A New York state court judge warned Maurice “Hank” Greenberg, the 91-year-old former chairman of American International Group Inc., that his fraud trial might last a year unless he answered questions more fully.

The admonishment came during Greenberg’s second day of testimony, following repeated claims by the former AIG boss that he didn’t remember details of a 16-year-old business deal that prosecutors say was drummed up to hide the insurer’s financial condition from shareholders.

“If you don’t want this trial to last a year we will need direct answers,” New York State Supreme Court Justice Charles Ramos, who is presiding over the case without a jury, told Greenberg.

Assistant Attorney General David Nachman spent most of the day questioning Greenberg about his relationship with Joseph Umansky, a former senior AIG senior vice president who cooperated with the government investigation. Greenberg and former AIG Chief Financial Officer Howard Smith are accused of concocting a scheme to shield more than $200 million of underwriting losses from a failed auto-warranty program and assigned Umansky to handle it.

Greenberg considered underwriting results to be the key measure of AIG’s success and sought to disguise those losses in order to preserve the company’s image, according to the lawsuit.

“The concept of converting underwriting losses to investment losses was intriguing to me,” Greenberg testified. He said any such move would have had to have been approved by accounting experts and lawyers.

“It had to pass muster,” he said. “Until that happened, I was not interested.”

During often-testy exchanges with Nachman, Greenberg denied dispatching Umansky to Switzerland to find investors for CAPCO Reinsurance Co. The Barbados-based company allegedly was used to offload the underwriting losses from the auto-warranty program.

Greenberg said Umansky didn’t report directly to him and was seeking business for the company “on the investment side.”

“I had just come back from Switzerland and I said, ‘Why don’t you get in touch with some Swiss banks?'” Greenberg said when asked by Nachman if he helped move the project forward. “That was the extent of me helping him.”

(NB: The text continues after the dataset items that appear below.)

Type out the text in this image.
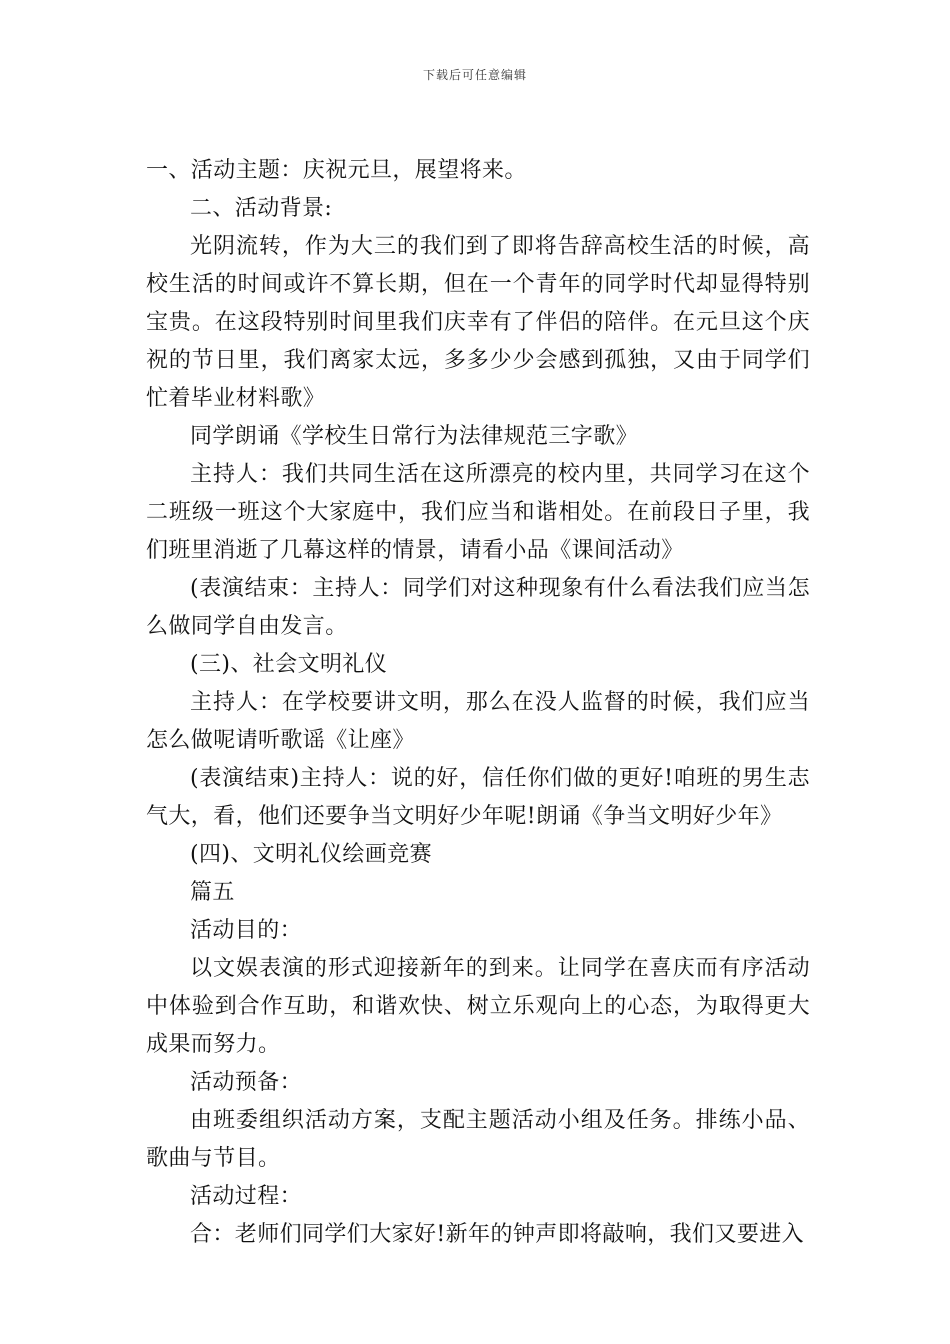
下载后可任意编辑

一、活动主题：庆祝元旦，展望将来。

二、活动背景:

光阴流转，作为大三的我们到了即将告辞高校生活的时候，高校生活的时间或许不算长期，但在一个青年的同学时代却显得特别宝贵。在这段特别时间里我们庆幸有了伴侣的陪伴。在元旦这个庆祝的节日里，我们离家太远，多多少少会感到孤独，又由于同学们忙着毕业材料歌》

同学朗诵《学校生日常行为法律规范三字歌》

主持人：我们共同生活在这所漂亮的校内里，共同学习在这个二班级一班这个大家庭中，我们应当和谐相处。在前段日子里，我们班里消逝了几幕这样的情景，请看小品《课间活动》

(表演结束：主持人：同学们对这种现象有什么看法我们应当怎么做同学自由发言。

(三)、社会文明礼仪

主持人：在学校要讲文明，那么在没人监督的时候，我们应当怎么做呢请听歌谣《让座》

(表演结束)主持人：说的好，信任你们做的更好!咱班的男生志气大，看，他们还要争当文明好少年呢!朗诵《争当文明好少年》

(四)、文明礼仪绘画竞赛

篇五

活动目的：

以文娱表演的形式迎接新年的到来。让同学在喜庆而有序活动中体验到合作互助，和谐欢快、树立乐观向上的心态，为取得更大成果而努力。

活动预备：

由班委组织活动方案，支配主题活动小组及任务。排练小品、歌曲与节目。

活动过程：

合：老师们同学们大家好!新年的钟声即将敲响，我们又要进入
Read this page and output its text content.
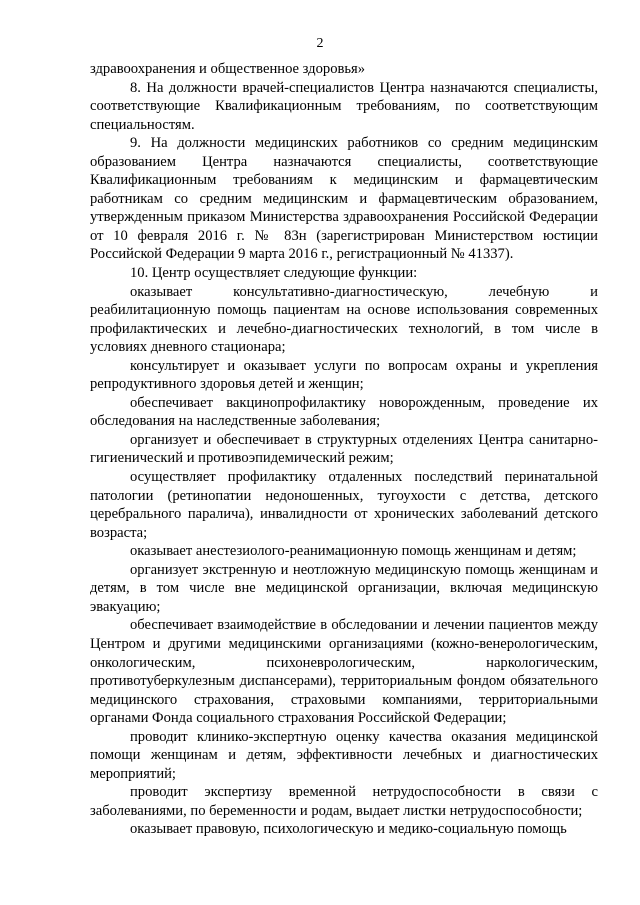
2

здравоохранения и общественное здоровья»

8. На должности врачей-специалистов Центра назначаются специалисты, соответствующие Квалификационным требованиям, по соответствующим специальностям.

9. На должности медицинских работников со средним медицинским образованием Центра назначаются специалисты, соответствующие Квалификационным требованиям к медицинским и фармацевтическим работникам со средним медицинским и фармацевтическим образованием, утвержденным приказом Министерства здравоохранения Российской Федерации от 10 февраля 2016 г. № 83н (зарегистрирован Министерством юстиции Российской Федерации 9 марта 2016 г., регистрационный № 41337).

10. Центр осуществляет следующие функции:

оказывает консультативно-диагностическую, лечебную и реабилитационную помощь пациентам на основе использования современных профилактических и лечебно-диагностических технологий, в том числе в условиях дневного стационара;

консультирует и оказывает услуги по вопросам охраны и укрепления репродуктивного здоровья детей и женщин;

обеспечивает вакцинопрофилактику новорожденным, проведение их обследования на наследственные заболевания;

организует и обеспечивает в структурных отделениях Центра санитарно-гигиенический и противоэпидемический режим;

осуществляет профилактику отдаленных последствий перинатальной патологии (ретинопатии недоношенных, тугоухости с детства, детского церебрального паралича), инвалидности от хронических заболеваний детского возраста;

оказывает анестезиолого-реанимационную помощь женщинам и детям;

организует экстренную и неотложную медицинскую помощь женщинам и детям, в том числе вне медицинской организации, включая медицинскую эвакуацию;

обеспечивает взаимодействие в обследовании и лечении пациентов между Центром и другими медицинскими организациями (кожно-венерологическим, онкологическим, психоневрологическим, наркологическим, противотуберкулезным диспансерами), территориальным фондом обязательного медицинского страхования, страховыми компаниями, территориальными органами Фонда социального страхования Российской Федерации;

проводит клинико-экспертную оценку качества оказания медицинской помощи женщинам и детям, эффективности лечебных и диагностических мероприятий;

проводит экспертизу временной нетрудоспособности в связи с заболеваниями, по беременности и родам, выдает листки нетрудоспособности;

оказывает правовую, психологическую и медико-социальную помощь
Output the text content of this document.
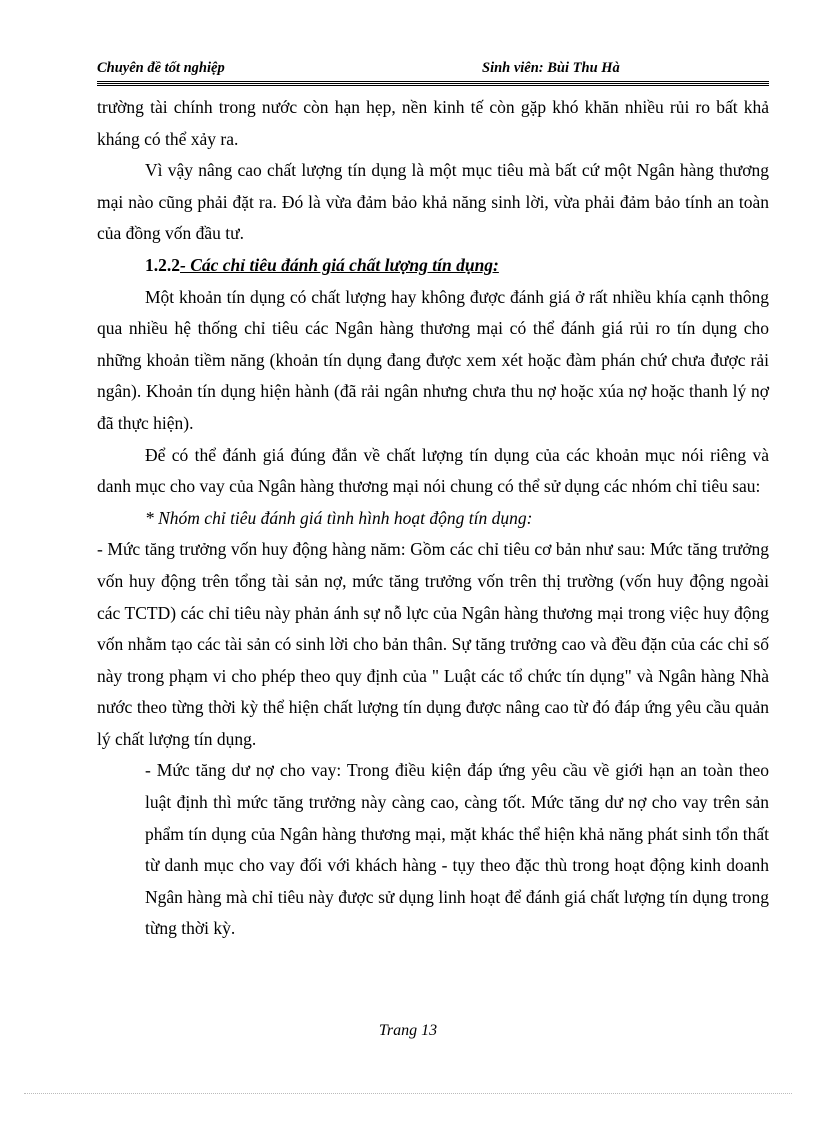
Chuyên đề tốt nghiệp	Sinh viên: Bùi Thu Hà

trường tài chính trong nước còn hạn hẹp, nền kinh tế còn gặp khó khăn nhiều rủi ro bất khả kháng có thể xảy ra.

Vì vậy nâng cao chất lượng tín dụng là một mục tiêu mà bất cứ một Ngân hàng thương mại nào cũng phải đặt ra. Đó là vừa đảm bảo khả năng sinh lời, vừa phải đảm bảo tính an toàn của đồng vốn đầu tư.

1.2.2- Các chỉ tiêu đánh giá chất lượng tín dụng:

Một khoản tín dụng có chất lượng hay không được đánh giá ở rất nhiều khía cạnh thông qua nhiều hệ thống chỉ tiêu các Ngân hàng thương mại có thể đánh giá rủi ro tín dụng cho những khoản tiềm năng (khoản tín dụng đang được xem xét hoặc đàm phán chứ chưa được rải ngân). Khoản tín dụng hiện hành (đã rải ngân nhưng chưa thu nợ hoặc xúa nợ hoặc thanh lý nợ đã thực hiện).

Để có thể đánh giá đúng đắn về chất lượng tín dụng của các khoản mục nói riêng và danh mục cho vay của Ngân hàng thương mại nói chung có thể sử dụng các nhóm chỉ tiêu sau:

* Nhóm chỉ tiêu đánh giá tình hình hoạt động tín dụng:

- Mức tăng trưởng vốn huy động hàng năm: Gồm các chỉ tiêu cơ bản như sau: Mức tăng trưởng vốn huy động trên tổng tài sản nợ, mức tăng trưởng vốn trên thị trường (vốn huy động ngoài các TCTD) các chỉ tiêu này phản ánh sự nỗ lực của Ngân hàng thương mại trong việc huy động vốn nhằm tạo các tài sản có sinh lời cho bản thân. Sự tăng trưởng cao và đều đặn của các chỉ số này trong phạm vi cho phép theo quy định của " Luật các tổ chức tín dụng" và Ngân hàng Nhà nước theo từng thời kỳ thể hiện chất lượng tín dụng được nâng cao từ đó đáp ứng yêu cầu quản lý chất lượng tín dụng.

- Mức tăng dư nợ cho vay: Trong điều kiện đáp ứng yêu cầu về giới hạn an toàn theo luật định thì mức tăng trưởng này càng cao, càng tốt. Mức tăng dư nợ cho vay trên sản phẩm tín dụng của Ngân hàng thương mại, mặt khác thể hiện khả năng phát sinh tổn thất từ danh mục cho vay đối với khách hàng - tụy theo đặc thù trong hoạt động kinh doanh Ngân hàng mà chỉ tiêu này được sử dụng linh hoạt để đánh giá chất lượng tín dụng trong từng thời kỳ.

Trang 13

The attorney general has argued that Greenberg was so upset at the failure of the auto-warranty program that he got involved personally and directed Umansky to the president of a private bank in Switzerland controlled by AIG to find three “straw man” investors for CAPCO.

“What did you understand these investors were for?” Nachman asked. “What were they for? What was their purpose?”

“I have no idea,” Greenberg said. “The lawyers and accountants structured it.”

The case is State of New York v. Greenberg, 401720-2005, New York state Supreme Court (Manhattan).